GNU General Public License v3.0

54 stars 29 forks source link

Process multi-word tokens (MWTs) #37

Closed prokopidis closed 7 years ago

prokopidis commented 7 years ago

Hi,

I am looking for some example udapy code to convert a conllu file into a version in which certain words (like the spanish al in http://universaldependencies.org/format.html#words-tokens-and-empty-nodes) are converted to their multi-token equivalent.

Is https://github.com/udapi/udapi-python/blob/master/udapi/block/ud/splitunderscoretokens.py a good place to start or is there something more specific?

Thanks

martinpopel commented 7 years ago

I am not sure I understand the task. Spanish "al" is not a word, but a multi-word token containing words "a" and "el". Can you provide a short sample of the input and expected output data in CoNLL-U?

prokopidis commented 7 years ago

Sorry for the confusing terminology. I'm looking for a way to convert something like the following

1 al  CASE 2 
2 mar OBL 3 
3 vamos ROOT 0

into

1-2 
1 a  CASE 3 
2 el  DET 3 
3 mar OBL 4
4 vamos ROOT 0

martinpopel commented 7 years ago

OK. Do you have a list of all multi-word tokens (MWTs) you want to process? E.g. al => a el, del => de el. Or do you want to program the rules in Python, e.g.

# e.g. transmitiéndose -> transmitiéndo se
if node.form.endswith('se') and node.upos=='VERB':
    self.create_multiword_token(node,... )
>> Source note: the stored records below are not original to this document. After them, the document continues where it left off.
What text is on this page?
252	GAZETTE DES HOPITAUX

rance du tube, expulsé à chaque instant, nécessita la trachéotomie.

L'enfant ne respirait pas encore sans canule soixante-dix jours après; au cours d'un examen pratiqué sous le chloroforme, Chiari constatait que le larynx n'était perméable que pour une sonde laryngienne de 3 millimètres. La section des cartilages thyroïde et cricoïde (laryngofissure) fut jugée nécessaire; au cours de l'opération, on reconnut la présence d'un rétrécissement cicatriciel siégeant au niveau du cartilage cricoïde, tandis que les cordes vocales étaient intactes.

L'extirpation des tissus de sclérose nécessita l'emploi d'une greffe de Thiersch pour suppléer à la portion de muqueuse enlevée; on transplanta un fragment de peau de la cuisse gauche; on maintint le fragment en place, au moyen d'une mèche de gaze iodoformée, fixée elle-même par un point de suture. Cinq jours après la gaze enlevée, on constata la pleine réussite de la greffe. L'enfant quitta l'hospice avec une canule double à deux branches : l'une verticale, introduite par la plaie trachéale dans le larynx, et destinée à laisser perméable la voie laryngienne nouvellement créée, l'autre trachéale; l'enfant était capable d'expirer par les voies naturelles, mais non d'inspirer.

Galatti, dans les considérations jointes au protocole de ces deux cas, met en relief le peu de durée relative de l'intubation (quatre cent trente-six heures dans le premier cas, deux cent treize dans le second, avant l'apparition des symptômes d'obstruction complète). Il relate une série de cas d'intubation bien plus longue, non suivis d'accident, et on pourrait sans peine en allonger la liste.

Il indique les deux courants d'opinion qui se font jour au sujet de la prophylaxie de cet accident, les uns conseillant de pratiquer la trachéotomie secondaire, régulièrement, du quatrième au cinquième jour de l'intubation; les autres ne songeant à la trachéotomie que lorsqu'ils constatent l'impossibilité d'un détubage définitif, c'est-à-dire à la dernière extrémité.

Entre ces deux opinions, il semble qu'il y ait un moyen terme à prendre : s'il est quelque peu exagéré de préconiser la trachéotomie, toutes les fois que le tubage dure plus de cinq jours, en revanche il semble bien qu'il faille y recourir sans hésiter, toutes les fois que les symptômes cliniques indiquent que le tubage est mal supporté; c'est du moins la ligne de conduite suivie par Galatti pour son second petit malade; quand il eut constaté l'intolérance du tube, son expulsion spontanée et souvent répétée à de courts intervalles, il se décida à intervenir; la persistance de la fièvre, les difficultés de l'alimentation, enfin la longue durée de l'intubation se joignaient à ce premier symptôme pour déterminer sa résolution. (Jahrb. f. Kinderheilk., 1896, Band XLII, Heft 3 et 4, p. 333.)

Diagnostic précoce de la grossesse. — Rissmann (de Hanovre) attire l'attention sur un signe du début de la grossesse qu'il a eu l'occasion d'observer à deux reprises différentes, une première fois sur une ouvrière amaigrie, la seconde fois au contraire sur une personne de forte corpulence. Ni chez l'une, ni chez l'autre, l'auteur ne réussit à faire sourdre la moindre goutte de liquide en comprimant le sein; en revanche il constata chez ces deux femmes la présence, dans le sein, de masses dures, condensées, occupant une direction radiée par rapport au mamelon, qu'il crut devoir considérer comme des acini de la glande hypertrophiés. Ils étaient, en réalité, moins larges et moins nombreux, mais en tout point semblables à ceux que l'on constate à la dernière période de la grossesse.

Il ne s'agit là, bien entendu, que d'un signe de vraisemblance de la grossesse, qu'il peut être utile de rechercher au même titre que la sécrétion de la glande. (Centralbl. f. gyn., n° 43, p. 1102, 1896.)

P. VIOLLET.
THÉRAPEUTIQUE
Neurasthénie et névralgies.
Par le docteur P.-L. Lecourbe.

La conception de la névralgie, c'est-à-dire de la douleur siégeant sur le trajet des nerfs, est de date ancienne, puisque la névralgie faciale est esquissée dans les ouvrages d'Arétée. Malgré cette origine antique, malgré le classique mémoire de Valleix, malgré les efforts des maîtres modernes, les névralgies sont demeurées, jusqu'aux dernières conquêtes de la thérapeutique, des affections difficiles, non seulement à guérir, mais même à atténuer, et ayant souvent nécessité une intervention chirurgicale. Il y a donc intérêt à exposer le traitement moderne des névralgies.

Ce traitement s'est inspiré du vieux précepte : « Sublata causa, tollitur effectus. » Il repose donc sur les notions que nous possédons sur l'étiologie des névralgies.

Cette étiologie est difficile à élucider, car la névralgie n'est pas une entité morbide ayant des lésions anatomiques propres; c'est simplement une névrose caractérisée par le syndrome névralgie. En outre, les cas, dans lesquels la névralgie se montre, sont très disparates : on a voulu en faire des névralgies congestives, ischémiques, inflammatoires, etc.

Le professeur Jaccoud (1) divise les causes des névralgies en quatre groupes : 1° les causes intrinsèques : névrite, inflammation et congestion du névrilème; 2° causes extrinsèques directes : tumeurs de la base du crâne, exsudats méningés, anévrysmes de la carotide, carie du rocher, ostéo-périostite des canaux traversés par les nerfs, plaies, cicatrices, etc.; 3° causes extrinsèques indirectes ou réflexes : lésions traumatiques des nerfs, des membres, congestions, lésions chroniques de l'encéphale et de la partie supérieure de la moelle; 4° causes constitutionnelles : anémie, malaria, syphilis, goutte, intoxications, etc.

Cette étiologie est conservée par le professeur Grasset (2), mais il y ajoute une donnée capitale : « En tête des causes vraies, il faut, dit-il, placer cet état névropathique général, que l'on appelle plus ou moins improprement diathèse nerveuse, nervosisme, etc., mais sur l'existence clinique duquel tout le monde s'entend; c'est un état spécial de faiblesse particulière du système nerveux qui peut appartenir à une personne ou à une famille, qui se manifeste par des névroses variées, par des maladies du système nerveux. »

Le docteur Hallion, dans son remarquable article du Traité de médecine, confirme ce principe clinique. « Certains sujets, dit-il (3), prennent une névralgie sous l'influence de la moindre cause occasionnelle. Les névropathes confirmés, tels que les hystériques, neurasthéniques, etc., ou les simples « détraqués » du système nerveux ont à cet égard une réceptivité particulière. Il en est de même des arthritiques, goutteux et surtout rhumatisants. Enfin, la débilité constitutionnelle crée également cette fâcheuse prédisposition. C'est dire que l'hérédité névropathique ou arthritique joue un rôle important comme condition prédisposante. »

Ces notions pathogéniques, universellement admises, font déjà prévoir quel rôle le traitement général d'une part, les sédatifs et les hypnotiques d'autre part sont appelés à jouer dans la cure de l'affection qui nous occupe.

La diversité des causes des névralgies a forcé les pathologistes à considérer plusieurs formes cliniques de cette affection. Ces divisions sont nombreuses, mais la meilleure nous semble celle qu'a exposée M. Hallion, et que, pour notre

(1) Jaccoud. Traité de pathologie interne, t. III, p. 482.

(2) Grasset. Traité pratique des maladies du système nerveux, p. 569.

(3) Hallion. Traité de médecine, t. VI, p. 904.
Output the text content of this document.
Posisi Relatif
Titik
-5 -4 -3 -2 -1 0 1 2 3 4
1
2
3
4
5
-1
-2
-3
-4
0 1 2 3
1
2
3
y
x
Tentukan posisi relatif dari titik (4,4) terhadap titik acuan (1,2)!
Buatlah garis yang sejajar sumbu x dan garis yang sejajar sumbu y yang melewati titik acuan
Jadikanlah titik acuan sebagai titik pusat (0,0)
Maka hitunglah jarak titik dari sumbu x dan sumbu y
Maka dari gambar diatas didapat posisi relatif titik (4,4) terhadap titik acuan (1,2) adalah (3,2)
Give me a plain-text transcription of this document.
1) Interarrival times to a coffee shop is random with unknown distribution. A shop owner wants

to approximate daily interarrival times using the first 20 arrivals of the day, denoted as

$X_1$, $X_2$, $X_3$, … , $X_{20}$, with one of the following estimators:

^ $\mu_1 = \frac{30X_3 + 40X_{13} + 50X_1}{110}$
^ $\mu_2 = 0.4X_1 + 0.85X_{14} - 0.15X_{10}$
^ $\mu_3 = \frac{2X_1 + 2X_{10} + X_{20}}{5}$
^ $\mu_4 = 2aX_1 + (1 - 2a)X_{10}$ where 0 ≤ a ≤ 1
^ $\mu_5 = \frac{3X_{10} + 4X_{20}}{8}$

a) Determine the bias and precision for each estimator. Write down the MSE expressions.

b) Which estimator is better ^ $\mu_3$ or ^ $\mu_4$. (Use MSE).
Or do you have some data with correctly annotated MWTs and want a trainable tool which will try to learn the patterns and apply it to new data?

Note that in general this task is not easy because:

In same languages the MWTs (contractions) are not easy to detect (morphological changes, irregularities,...).
We need to guess the UPOS tag of the newly created words and FEATS.
In your example both words "a" and "el" have the same head word ("mar"), but this is not always the case. Sometimes one of the new words depends on the other, sometimes each new word depends on another "old" word.

prokopidis commented 7 years ago

Programming the rules in Python would be fine for me. My list of MWTs is very limited and they always split into CoNLL-U words with the same head.

martinpopel commented 7 years ago

I've added an example block for adding Czech MWTs - ud.cs.AddMwt as a subclass of language-independent base class ud.AddMwt. @prokopidis: Feel free to add a block specific for your language (as a pull request). Ask if anything is unclear, possibly reopening this issue or opening a new issue.

If your list of MWTs is limited, it will be probably enough just to redefine the table. See also a bit of explanation.

A note for anyone who wants a trainable tool: UDPipe can do this, you can run just the tokenizer (without tagger and parser).